= Henry P. Melnikow =

Russian economic consultant
Henry P. Melnikow (August 6, 1892 – May 8, 1963) was an economic consultant to unions involved in labor, and represented numerous labor unions in finding compromises between unions and workers. He was a professor at the University of California, where he instructed extension courses for workers in industry. He was the director of the National Labor Bureau and dedicated close to fifty years of his life to the service of organized labor in California and protecting and promoting the rights of workers. In his later life he gave speeches at many UC schools supporting workers rights.

== Background ==
Henry P. Melnikow was born in 1892 in Kyiv, Russian Empire, where his father was a shopkeeper. In 1905 Henry moved to the United States with his family, where he was educated at Milwaukee Normal School. He attended the University of Wisconsin from 1912 to 1916 and then the University of California from 1921 to 1923. He became a teacher and a lawyer, and he resided in San Francisco for the majority of his life. He moved to Los Angeles in 1951. Melnikow spent most of his life fighting for workers' rights. He died May 8, 1963, at the age of 71.

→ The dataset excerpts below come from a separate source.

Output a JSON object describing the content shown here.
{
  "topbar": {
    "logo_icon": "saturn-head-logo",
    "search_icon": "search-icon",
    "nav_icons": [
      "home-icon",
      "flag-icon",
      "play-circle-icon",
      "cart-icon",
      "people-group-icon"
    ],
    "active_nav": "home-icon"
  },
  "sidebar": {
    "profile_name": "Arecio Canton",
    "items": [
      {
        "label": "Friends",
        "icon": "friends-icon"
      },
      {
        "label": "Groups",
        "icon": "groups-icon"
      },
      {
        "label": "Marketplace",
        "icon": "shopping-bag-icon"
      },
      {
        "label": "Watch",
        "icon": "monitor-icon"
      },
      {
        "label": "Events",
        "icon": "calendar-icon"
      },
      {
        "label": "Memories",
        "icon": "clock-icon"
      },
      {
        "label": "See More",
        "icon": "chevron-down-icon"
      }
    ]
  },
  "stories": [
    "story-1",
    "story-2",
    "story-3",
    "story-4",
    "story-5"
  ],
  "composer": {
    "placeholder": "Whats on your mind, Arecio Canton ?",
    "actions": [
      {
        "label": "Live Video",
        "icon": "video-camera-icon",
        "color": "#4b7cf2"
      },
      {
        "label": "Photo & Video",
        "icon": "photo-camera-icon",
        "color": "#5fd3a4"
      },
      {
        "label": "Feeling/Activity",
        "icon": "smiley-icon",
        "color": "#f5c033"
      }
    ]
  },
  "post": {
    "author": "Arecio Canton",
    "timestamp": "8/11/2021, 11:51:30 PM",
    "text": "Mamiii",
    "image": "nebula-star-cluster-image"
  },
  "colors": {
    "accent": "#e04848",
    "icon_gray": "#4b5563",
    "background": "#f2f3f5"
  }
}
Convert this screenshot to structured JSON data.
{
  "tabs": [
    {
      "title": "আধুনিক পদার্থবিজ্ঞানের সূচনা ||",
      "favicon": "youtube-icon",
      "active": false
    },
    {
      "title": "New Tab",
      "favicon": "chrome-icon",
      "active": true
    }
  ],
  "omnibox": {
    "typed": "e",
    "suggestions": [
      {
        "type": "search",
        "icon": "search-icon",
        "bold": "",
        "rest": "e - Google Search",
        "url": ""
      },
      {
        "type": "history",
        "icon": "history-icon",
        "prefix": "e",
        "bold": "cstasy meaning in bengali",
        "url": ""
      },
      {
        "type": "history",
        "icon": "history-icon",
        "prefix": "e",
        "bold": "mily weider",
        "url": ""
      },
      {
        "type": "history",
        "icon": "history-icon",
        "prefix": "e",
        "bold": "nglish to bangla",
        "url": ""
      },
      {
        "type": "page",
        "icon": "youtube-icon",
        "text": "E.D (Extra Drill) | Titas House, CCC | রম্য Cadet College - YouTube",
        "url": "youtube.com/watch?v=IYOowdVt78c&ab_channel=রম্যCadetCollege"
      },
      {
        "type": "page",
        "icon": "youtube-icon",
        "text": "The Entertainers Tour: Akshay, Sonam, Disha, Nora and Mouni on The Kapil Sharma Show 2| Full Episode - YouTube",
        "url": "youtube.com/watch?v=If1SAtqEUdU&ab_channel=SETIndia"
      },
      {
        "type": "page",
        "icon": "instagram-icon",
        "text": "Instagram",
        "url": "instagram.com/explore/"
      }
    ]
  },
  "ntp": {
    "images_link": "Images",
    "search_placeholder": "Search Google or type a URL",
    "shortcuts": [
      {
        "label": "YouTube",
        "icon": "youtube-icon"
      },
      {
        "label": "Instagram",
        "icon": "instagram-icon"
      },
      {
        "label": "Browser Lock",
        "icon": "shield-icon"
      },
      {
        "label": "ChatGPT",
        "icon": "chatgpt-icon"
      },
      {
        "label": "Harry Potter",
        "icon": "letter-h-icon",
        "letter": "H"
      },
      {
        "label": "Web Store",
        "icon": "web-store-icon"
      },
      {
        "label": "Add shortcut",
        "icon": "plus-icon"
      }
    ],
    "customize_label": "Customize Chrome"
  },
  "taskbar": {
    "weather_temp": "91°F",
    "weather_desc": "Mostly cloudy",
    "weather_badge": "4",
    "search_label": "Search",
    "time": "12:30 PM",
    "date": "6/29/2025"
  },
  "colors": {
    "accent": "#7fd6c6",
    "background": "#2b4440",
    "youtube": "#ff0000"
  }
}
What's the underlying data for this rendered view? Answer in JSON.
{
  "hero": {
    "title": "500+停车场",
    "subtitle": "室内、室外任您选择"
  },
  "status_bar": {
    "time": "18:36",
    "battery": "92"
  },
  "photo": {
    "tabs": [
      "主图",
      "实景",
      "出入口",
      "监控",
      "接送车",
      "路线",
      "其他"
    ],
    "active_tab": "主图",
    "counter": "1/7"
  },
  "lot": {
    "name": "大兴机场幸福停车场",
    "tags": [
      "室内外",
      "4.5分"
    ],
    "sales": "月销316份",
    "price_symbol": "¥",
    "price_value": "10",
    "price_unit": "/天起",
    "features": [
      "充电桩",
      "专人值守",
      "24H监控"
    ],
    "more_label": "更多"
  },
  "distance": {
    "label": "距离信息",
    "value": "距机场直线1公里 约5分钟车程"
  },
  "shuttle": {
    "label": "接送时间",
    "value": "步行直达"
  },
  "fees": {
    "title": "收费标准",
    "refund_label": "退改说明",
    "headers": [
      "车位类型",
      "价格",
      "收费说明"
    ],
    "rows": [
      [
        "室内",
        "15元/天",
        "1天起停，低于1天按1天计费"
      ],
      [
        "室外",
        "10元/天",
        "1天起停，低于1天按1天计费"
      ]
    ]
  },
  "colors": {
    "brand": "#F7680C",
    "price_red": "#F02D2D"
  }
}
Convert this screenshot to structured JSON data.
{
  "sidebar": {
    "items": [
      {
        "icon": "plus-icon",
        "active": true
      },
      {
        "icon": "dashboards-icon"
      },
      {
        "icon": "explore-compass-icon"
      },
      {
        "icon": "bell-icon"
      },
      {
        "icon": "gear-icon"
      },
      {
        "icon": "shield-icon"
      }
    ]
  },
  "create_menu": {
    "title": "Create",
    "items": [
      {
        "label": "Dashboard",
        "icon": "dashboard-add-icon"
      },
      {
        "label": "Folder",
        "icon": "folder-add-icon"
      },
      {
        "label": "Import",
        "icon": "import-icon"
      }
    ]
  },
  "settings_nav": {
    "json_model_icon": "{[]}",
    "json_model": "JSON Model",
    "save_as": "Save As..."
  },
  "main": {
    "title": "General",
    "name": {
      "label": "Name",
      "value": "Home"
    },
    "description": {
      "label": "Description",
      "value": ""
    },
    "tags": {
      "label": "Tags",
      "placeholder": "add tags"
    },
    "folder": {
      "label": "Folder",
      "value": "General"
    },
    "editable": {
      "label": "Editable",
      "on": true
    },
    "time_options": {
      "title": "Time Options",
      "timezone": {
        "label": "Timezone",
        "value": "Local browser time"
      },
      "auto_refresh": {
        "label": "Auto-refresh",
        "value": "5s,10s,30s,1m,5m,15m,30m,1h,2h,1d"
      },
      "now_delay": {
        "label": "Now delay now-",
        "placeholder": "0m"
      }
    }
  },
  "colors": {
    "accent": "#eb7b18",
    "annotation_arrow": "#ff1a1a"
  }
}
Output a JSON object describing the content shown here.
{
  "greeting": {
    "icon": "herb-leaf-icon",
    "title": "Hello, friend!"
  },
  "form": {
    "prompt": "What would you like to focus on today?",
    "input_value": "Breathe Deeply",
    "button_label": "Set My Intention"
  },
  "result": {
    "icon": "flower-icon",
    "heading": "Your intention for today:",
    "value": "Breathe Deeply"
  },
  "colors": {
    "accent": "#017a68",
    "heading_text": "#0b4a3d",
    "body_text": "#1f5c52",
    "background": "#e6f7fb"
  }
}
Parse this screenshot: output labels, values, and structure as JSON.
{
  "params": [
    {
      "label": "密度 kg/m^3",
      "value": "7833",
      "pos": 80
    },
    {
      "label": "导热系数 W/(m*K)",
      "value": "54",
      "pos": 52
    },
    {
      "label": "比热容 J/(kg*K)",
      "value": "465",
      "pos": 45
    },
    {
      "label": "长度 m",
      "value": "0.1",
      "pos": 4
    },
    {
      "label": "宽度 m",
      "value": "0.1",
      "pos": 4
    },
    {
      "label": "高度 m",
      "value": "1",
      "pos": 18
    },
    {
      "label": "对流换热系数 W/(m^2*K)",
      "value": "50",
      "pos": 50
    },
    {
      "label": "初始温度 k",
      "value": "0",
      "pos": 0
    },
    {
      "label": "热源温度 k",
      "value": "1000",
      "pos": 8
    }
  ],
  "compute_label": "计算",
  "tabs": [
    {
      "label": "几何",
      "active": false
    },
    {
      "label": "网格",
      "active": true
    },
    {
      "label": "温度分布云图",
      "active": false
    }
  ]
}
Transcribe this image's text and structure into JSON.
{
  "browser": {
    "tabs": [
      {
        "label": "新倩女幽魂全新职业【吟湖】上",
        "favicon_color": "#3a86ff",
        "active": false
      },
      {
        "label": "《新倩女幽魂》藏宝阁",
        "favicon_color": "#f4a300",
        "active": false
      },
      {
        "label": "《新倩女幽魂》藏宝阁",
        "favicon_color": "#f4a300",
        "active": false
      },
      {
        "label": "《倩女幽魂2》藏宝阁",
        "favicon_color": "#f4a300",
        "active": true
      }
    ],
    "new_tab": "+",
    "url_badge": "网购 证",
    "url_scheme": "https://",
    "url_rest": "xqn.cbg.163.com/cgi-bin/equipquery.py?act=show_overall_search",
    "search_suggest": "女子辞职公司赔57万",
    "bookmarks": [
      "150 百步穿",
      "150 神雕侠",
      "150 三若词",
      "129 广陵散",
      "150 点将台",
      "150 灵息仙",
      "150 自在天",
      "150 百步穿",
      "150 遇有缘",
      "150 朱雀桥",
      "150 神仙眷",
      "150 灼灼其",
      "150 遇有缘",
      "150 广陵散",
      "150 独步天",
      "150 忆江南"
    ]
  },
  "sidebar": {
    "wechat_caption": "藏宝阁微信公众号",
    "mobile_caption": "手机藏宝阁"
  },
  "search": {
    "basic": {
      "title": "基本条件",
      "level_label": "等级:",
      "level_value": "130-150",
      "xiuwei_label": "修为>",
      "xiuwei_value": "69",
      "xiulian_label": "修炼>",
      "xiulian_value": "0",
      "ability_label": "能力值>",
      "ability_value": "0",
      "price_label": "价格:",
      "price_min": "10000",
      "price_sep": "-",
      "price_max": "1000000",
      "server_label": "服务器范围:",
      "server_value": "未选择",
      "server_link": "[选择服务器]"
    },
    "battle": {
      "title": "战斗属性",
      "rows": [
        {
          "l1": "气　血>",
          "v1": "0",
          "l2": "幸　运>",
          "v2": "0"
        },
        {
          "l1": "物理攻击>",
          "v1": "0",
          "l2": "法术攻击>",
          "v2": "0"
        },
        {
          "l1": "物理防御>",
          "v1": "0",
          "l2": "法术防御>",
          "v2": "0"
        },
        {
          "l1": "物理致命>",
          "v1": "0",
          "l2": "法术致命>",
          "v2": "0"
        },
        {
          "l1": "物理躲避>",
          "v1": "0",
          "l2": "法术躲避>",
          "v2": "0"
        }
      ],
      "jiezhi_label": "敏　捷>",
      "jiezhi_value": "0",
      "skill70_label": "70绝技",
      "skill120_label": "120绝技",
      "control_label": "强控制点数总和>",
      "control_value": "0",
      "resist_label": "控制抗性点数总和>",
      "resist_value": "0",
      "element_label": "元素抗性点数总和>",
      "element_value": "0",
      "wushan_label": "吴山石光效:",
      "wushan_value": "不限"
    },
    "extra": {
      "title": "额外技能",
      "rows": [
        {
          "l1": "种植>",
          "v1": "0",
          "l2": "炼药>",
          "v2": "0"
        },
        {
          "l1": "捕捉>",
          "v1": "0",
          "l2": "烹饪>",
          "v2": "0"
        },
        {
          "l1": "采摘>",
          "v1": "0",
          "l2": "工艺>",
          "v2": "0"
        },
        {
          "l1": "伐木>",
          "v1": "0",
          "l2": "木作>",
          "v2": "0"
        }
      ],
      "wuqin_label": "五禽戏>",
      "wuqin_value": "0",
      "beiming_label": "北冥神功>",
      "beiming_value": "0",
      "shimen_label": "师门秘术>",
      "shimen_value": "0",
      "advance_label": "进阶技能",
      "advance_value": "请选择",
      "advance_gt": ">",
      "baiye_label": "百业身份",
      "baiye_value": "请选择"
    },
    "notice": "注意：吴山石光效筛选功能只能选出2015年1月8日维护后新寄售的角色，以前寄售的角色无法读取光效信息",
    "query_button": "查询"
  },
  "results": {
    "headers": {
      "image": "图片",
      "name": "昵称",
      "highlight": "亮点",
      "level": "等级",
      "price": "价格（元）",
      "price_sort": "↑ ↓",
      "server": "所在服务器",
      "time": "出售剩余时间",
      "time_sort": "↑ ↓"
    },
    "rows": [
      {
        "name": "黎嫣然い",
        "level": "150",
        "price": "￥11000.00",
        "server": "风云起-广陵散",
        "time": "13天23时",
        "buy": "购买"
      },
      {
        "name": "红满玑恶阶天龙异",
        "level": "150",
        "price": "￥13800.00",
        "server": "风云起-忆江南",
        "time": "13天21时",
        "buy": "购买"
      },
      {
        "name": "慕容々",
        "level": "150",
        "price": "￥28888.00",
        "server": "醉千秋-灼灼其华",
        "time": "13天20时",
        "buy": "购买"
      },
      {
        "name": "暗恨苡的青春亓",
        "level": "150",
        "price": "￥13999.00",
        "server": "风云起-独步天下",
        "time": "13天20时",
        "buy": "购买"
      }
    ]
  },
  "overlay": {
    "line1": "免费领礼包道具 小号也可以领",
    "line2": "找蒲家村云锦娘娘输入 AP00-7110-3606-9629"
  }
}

== Significant contributions and legacy ==
Henry Melnikow was the director of the National Labor Bureau in San Francisco, where he fought and argued for labor rights in California. Some of his more significant contributions to the labor struggle included being involved in hearings on the proposed shipping code under the National Recovery Administration, and he was involved in and had influence over both the waterfront and general strikes He argued for the longshoremen and seamen before the National Longshoremen's Board from 1934 to 1935, and he submitted a case for the San Francisco Typographical University, arguing "that wages must increase if workers are to share in increase of productivity and industry resulting from improvement in Machinery and technique." He died while working on a way to solve a similar problem of quality of employment and job rearrangement that was caused by new automation and improvements to technology. Melnikow is remembered for his significant contribution to labor programs, and it was said in the UCLA Newsletter that his contributions to this area are "Historic importance to the field of labor relations." He is remembered for his enthusiasm and energy in helping improve the working conditions many working men and women throughout California and the United States.